Every time FromSoftware releases a new title, the entire gaming community seems to get wrapped up in the same tired debates about game difficulty. One side complains that games like Dark Souls and Bloodborne are just too hard for their own good and that only masochists enjoy games that punish players for every little mistake. On the other side, die-hard FromSoftware fans will argue vehemently that the games aren’t really that difficult if you just play them correctly.
The release and massive success of Elden Ring has predictably revived those debates, leading to familiar and circular arguments. To help end the bickering, we’ve tried to break down the vast and loaded concept of “difficulty” in video games into an Ars Difficulty Matrix (™) consisting of five noncomprehensive subcategories.
We’ve laid out the elements of that matrix below, and for each element, we’ve tried to explain how Elden Ring fits into the history of game design. In doing so, we hope to show that Elden Ring can be both brutally difficult and incredibly easy. It all depends on what, exactly, you mean by “difficulty.”
Mechanical difficulty
Mechanical difficulty simply refers to the way games require players to hit a certain set of buttons in a certain timing window to complete the next objective. This form of difficulty is also sometimes referred to as a “reflex test.”
Mechanical difficulty has a very long history in gaming. Classic arcade games overwhelmingly relied on increasingly difficult reflex tests to weed out players and force them to put in another quarter. Early console games often did something similar, using demanding mechanical challenges to increase the play time on cartridges with limited storage space. When people talk about games being “Nintendo Hard”, they’re usually talking about mechanical difficulty.
While pure mechanical difficulty isn’t as popular in games as it once was, it still features prominently in platformers like Super Meat Boy, Celeste, or the so-called “Kaizo Mario” ROM hacks, to name just a few.
Compared to games like that, Elden Ring just isn’t very mechanically difficult. Most enemies telegraph their attacks with massive, seconds-long animations that give players plenty of time to react with a well-timed dodge, block, or parry. Some of the game’s platforming sections require precision double-jumps on a horse, but most of them are optional. While you can’t just button-mash your way to victory in Elden Ring, you don’t need preternatural hand-eye coordination to make progress either.
But while each individual block and attack may not be mechanically difficult, Elden Ring can require a lot of focus and endurance to chain those moves together into a successful battle (or series of battles). That’s especially true when multiple enemies gang up to attack you from all sides. So moves in Elden Ring are kind of like pushups; performing one child’s play, but performing 100 in a single chain can be torture.
Which brings us to…
Punishing difficulty
This side of the Ars Difficulty Matrix measures how much penalty you pay for failure to complete an objective. How many mistakes do you get before facing the words “game over”? And when you do get a “game over,” how much progress do you lose?
In a title like Spelunky, a single mistake can mean restarting your entire run from the absolute beginning. On the other end, Quantic Dream games like Heavy Rain or Detroit: Become Human don’t have a “failure” state in the first place. They simply adapt the ongoing story to whatever you decide to do.
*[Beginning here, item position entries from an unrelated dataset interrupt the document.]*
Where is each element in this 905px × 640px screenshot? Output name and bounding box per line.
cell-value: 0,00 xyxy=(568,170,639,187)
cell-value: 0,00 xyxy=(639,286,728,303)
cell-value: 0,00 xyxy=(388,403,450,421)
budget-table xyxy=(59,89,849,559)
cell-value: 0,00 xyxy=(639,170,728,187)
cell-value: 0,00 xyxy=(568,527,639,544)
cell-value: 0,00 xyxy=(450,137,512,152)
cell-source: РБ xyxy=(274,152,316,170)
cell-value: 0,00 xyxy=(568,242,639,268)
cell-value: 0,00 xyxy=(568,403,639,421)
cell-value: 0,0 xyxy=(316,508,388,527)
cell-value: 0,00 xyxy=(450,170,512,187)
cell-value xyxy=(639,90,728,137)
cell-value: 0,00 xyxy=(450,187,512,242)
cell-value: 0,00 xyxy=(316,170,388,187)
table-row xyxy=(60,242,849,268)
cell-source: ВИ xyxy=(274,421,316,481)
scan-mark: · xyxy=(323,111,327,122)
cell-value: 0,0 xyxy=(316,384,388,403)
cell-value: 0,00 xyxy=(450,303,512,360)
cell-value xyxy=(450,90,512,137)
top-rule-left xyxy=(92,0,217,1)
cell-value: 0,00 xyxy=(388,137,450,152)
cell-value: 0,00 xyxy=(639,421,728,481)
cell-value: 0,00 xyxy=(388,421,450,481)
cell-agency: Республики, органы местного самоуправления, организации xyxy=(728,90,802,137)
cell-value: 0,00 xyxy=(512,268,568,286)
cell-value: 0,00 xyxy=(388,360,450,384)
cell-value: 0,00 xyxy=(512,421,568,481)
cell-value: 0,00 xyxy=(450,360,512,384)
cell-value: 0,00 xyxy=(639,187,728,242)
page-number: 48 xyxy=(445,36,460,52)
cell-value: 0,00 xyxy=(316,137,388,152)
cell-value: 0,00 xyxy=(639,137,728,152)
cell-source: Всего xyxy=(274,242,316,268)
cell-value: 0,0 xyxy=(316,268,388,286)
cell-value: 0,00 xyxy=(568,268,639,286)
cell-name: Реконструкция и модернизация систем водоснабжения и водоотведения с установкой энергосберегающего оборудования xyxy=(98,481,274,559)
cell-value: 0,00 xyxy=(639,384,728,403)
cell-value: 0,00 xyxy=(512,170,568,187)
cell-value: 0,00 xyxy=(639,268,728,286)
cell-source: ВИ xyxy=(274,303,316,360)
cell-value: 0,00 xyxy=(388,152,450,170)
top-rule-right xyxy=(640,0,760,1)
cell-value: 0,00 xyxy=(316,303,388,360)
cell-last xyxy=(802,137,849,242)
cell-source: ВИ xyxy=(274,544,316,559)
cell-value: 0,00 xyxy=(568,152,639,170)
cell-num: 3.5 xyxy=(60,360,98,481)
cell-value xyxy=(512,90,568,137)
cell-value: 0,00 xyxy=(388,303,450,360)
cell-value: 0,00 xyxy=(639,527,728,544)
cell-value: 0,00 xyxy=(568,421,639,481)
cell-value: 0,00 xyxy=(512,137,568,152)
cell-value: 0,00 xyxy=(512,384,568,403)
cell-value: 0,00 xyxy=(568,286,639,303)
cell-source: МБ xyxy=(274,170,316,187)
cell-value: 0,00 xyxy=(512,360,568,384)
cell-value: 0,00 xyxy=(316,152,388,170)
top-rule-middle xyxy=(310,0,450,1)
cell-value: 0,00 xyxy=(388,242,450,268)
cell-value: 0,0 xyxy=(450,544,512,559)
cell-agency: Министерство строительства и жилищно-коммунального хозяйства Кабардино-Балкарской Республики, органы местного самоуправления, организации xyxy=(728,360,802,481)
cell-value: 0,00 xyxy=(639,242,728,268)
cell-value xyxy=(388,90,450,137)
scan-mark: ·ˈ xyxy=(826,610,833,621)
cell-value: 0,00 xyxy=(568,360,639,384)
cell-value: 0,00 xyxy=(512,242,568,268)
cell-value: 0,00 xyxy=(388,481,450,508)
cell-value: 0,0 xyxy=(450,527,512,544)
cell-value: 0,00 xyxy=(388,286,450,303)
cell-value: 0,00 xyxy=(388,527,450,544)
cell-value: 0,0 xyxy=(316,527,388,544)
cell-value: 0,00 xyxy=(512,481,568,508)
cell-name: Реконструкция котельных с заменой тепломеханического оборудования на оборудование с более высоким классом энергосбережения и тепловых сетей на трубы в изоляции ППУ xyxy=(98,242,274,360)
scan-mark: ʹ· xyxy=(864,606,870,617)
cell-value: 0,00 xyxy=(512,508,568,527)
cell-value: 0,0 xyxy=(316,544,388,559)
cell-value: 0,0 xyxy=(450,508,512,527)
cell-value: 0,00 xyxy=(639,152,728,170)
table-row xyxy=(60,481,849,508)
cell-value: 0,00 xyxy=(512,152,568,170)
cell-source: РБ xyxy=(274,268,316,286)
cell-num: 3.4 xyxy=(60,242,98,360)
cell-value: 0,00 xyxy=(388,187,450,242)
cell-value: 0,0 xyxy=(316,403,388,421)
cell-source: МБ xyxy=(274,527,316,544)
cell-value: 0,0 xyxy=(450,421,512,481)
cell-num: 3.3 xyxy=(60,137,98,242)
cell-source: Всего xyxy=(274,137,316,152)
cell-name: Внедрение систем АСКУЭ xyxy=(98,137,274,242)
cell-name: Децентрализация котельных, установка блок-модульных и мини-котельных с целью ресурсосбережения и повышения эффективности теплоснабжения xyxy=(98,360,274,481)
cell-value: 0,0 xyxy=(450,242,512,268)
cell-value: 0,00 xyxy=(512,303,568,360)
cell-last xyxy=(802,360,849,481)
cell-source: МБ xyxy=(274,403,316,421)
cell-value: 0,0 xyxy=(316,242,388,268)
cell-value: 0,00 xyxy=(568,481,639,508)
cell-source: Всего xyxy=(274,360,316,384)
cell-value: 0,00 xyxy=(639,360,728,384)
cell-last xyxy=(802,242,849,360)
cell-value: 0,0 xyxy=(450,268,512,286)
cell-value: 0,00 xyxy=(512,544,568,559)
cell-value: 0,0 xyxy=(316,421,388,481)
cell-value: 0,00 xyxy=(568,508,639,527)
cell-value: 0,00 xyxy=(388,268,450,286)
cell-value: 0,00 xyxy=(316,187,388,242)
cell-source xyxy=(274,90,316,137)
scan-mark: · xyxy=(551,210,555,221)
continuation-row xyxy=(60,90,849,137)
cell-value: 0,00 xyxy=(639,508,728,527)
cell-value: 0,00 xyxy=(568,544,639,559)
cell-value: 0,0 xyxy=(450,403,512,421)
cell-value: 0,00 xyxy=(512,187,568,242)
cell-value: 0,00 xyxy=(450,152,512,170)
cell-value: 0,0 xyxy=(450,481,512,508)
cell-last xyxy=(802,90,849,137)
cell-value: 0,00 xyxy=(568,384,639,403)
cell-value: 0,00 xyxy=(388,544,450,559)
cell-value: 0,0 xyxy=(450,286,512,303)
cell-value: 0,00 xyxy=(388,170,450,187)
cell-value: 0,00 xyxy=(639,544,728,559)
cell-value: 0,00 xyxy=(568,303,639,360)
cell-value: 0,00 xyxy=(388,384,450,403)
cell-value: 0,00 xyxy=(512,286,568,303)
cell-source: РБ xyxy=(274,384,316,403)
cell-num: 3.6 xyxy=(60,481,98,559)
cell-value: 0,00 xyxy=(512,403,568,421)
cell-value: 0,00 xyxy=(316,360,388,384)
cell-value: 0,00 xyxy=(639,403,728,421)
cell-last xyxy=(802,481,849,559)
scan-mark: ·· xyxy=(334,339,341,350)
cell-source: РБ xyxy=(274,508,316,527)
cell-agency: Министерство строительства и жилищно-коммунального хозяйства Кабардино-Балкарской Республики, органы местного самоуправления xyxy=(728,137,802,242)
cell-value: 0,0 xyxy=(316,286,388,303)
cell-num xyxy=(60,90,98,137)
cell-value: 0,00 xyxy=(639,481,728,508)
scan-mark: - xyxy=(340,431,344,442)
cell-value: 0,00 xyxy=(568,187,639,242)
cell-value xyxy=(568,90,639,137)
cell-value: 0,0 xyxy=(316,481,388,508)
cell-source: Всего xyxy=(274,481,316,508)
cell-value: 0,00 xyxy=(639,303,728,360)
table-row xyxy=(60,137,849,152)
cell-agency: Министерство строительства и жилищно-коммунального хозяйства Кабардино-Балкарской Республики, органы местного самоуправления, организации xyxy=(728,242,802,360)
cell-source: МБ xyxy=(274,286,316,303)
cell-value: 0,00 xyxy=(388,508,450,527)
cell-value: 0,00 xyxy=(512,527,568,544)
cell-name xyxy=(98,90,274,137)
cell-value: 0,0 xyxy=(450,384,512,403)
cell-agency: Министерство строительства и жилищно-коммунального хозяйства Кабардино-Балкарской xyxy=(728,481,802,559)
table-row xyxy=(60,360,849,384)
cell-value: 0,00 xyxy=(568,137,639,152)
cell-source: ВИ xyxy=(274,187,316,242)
When people say Elden Ring and other FromSoftware games are difficult, the word those gamers are actually looking for is “unforgiving.” FromSoftware makes games where one false move against even minor enemies can cost you a significant chunk of your health bar or even lead to instant death.
While Elden Ring is a bit more generous than its predecessors with the flasks that can refill your health bar away from a checkpoint, using those flasks requires pausing for a lengthy animation that can open you up to a merciless counterattack if you’re not careful. And that doesn’t even get into the situations where you simply roll off a ledge and tumble hilariously to your death.